Two month ago I published a post about How To Test UIAlertController. A reader found out that the test doesn’t work as I expected:

@dasdom Your tests work, but ur convienience init in MockUIAction is never triggered - u can’t override convienience inits. Seems an ios bug

— Larhythimx (@Larhythmix) 25. November 2015

Larhythimx is totally right. The init method of the mock is never called. The reason why I didn’t see this when I wrote the test is, that the handler is actually called. It looks like the real UIAlertAction does use handler as the hidden internal variable to store the handler closure of the action. This is fragil and Larhythimx mentions in another tweet that the handler is nil in test he tries to write.

So as the golden way (i.e. write tests without changing the implementation) does not work here, let’s go for silver.

First we add a class method to UIAlertAction that creates actions. Add the following extension in ViewController.swift :

extension UIAlertAction {
  class func makeActionWithTitle(title: String?, style: UIAlertActionStyle, handler: ((UIAlertAction) -> Void)?) -> UIAlertAction {
    return UIAlertAction(title: title, style: style, handler: handler)
  }
}

In the MockAlertAction add this override:

override class func makeActionWithTitle(title: String?, style: UIAlertActionStyle, handler: ((UIAlertAction) -> Void)?) -> MockAlertAction {
  return MockAlertAction(title: title, style: style, handler: handler)
}

In the implementation code we can now use the class methods to create the alert actions:

let okAction = Action.makeActionWithTitle("OK", style: .Default) { (action) -> Void in
    self.actionString = "OK"
}
let cancelAction = Action.makeActionWithTitle("Cancel", style: .Default) { (action) -> Void in
    self.actionString = "Cancel"
}
alertViewController.addAction(cancelAction)

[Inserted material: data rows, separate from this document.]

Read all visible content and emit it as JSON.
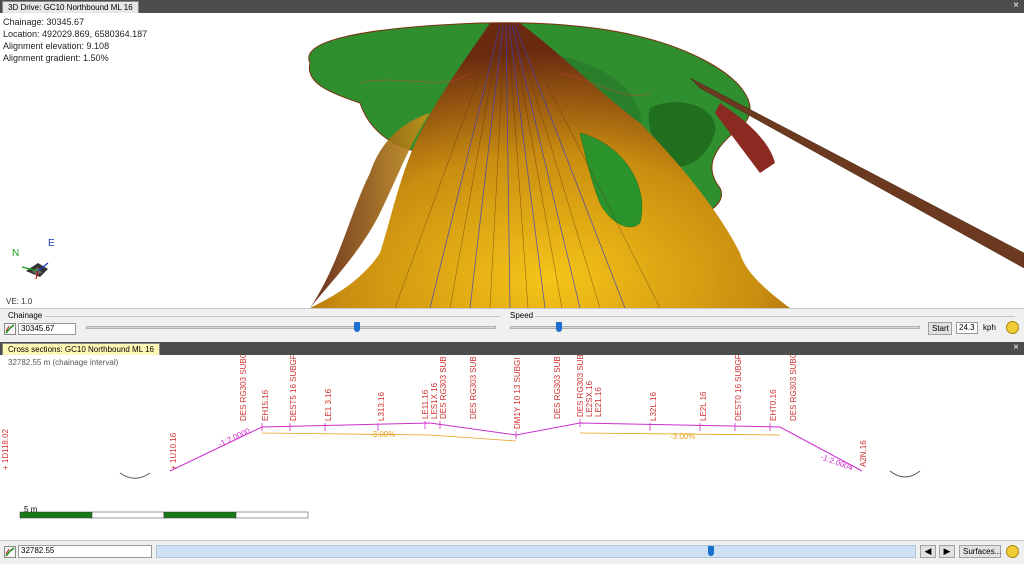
{
  "drive_panel": {
    "title": "3D Drive: GC10 Northbound ML 16",
    "close": "×",
    "info": {
      "chainage": "Chainage: 30345.67",
      "location": "Location: 492029.869, 6580364.187",
      "elevation": "Alignment elevation: 9.108",
      "gradient": "Alignment gradient: 1.50%"
    },
    "compass": {
      "north": "N",
      "east": "E"
    },
    "ve": "VE: 1.0"
  },
  "controls": {
    "chainage_label": "Chainage",
    "chainage_value": "30345.67",
    "chainage_position": 0.66,
    "speed_label": "Speed",
    "speed_position": 0.12,
    "start_label": "Start",
    "speed_value": "24.3",
    "speed_unit": "kph"
  },
  "cross_section_panel": {
    "title": "Cross sections: GC10 Northbound ML 16",
    "close": "×",
    "interval": "32782.55 m (chainage interval)",
    "scale_label": "5 m",
    "labels": [
      "+ 1D118.02",
      "+ 1U10.16",
      "DES RG303 SUBGR",
      "EH15.16",
      "DEST5 16 SUBGF",
      "LE1 3.16",
      "L313.16",
      "LE11.16",
      "LES1X.16",
      "DES RG303 SUB",
      "DES RG303 SUB",
      "DM1Y 10 13 SUBGI",
      "DES RG303 SUB",
      "DES RG303 SUBG",
      "LE2SX.16",
      "LE21.16",
      "L32L.16",
      "LE2L 16",
      "DEST0 16 SUBGF",
      "EHT0.16",
      "DES RG303 SUBGR",
      "A2N.16"
    ],
    "slope_left": "-1:2.0000",
    "slope_right": "-1:2.0004",
    "cross_left": "-3.00%",
    "cross_right": "-3.00%"
  },
  "bottom": {
    "chainage_value": "32782.55",
    "chainage_position": 0.73,
    "prev_label": "◀",
    "next_label": "▶",
    "surfaces_label": "Surfaces..."
  },
  "colors": {
    "terrain_green": "#2e8b2e",
    "road_yellow": "#e0b400",
    "road_brown": "#7a2e10",
    "section_magenta": "#cc2fcc",
    "section_orange": "#e8a020",
    "label_red": "#d03030"
  },
  "icons": [
    "chainage-icon",
    "smiley-icon",
    "compass-icon"
  ]
}
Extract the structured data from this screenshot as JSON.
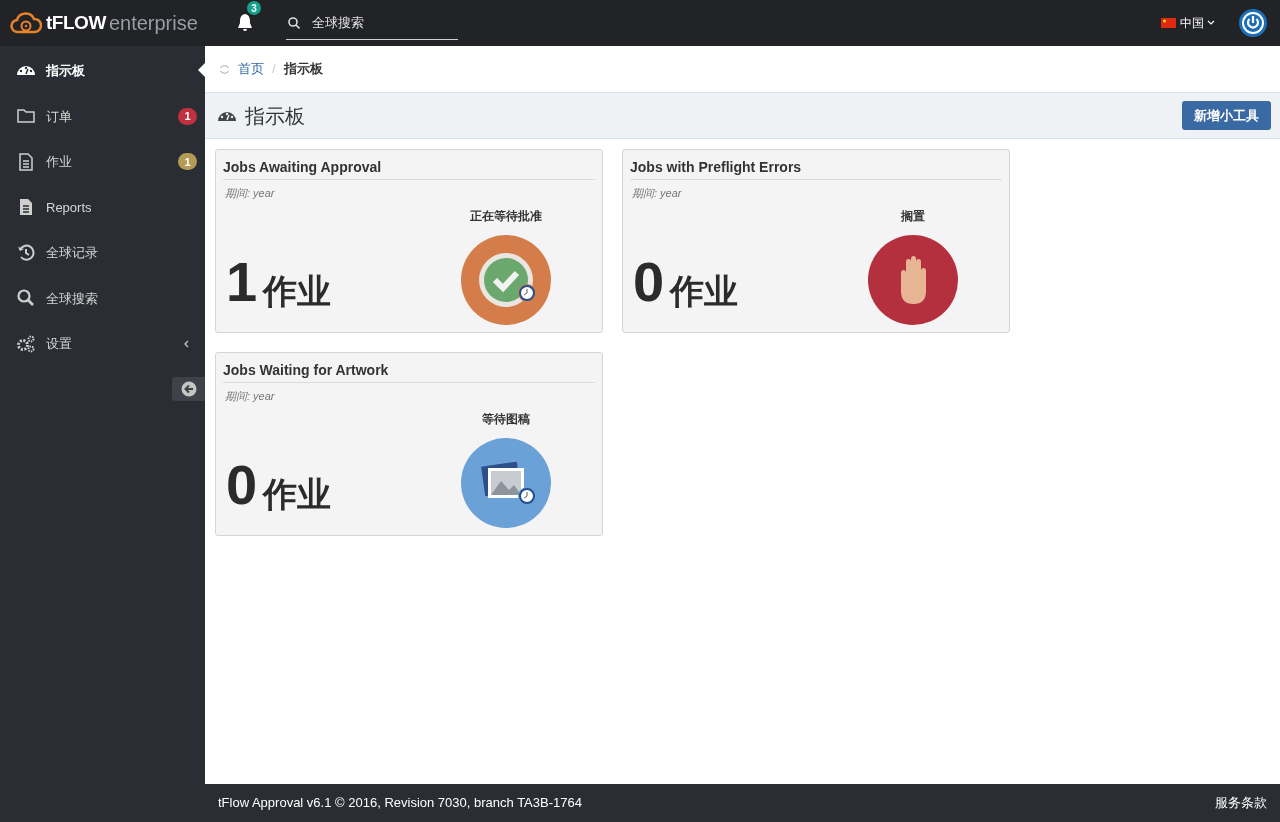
{
  "topbar": {
    "logo_bold": "tFLOW",
    "logo_light": "enterprise",
    "notifications": {
      "count": "3"
    },
    "search": {
      "placeholder": "全球搜索"
    },
    "language": "中国"
  },
  "sidebar": {
    "items": [
      {
        "kind": "dashboard",
        "label": "指示板",
        "selected": true
      },
      {
        "kind": "folder",
        "label": "订单",
        "selected": false,
        "badge": "1",
        "color": "#c0303f"
      },
      {
        "kind": "document",
        "label": "作业",
        "selected": false,
        "badge": "1",
        "color": "#b59a55"
      },
      {
        "kind": "report",
        "label": "Reports",
        "selected": false
      },
      {
        "kind": "history",
        "label": "全球记录",
        "selected": false
      },
      {
        "kind": "search",
        "label": "全球搜索",
        "selected": false
      },
      {
        "kind": "settings",
        "label": "设置",
        "selected": false,
        "expanded": false
      }
    ]
  },
  "breadcrumb": [
    "首页",
    "指示板"
  ],
  "breadcrumb_separator": "/",
  "page_title": "指示板",
  "add_button": "新增小工具",
  "widgets": [
    {
      "kind": "approval",
      "title": "Jobs Awaiting Approval",
      "period": "期间: year",
      "count": "1",
      "unit": "作业",
      "status": "正在等待批准"
    },
    {
      "kind": "preflight",
      "title": "Jobs with Preflight Errors",
      "period": "期间: year",
      "count": "0",
      "unit": "作业",
      "status": "搁置"
    },
    {
      "kind": "artwork",
      "title": "Jobs Waiting for Artwork",
      "period": "期间: year",
      "count": "0",
      "unit": "作业",
      "status": "等待图稿"
    }
  ],
  "footer": {
    "version": "tFlow Approval v6.1 © 2016, Revision 7030, branch TA3B-1764",
    "terms": "服务条款"
  }
}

To make sure we do really test, what we think we do test, rename the handler property in MockAlertAction to mockHandler:

var mockHandler: Handler?

In addition we add tests for the mock title of the actions. The test for the cancel action then looks like this:

func testAlert_FirstActionStoresCancel() {
  sut.Action = MockAlertAction.self
  
  sut.showAlert(UIButton())
  
  let alertController = sut.presentedViewController as! UIAlertController
  let action = alertController.actions.first as! MockAlertAction
  action.mockHandler!(action)
  
  XCTAssertEqual(sut.actionString, "Cancel")
  XCTAssertEqual(action.mockTitle, "Cancel")
}

This test would have failed in the previous version because as the init method got never called the mock title did not get set.

You can find the corrected version on github.

Thanks again Larhythimx for the tweet!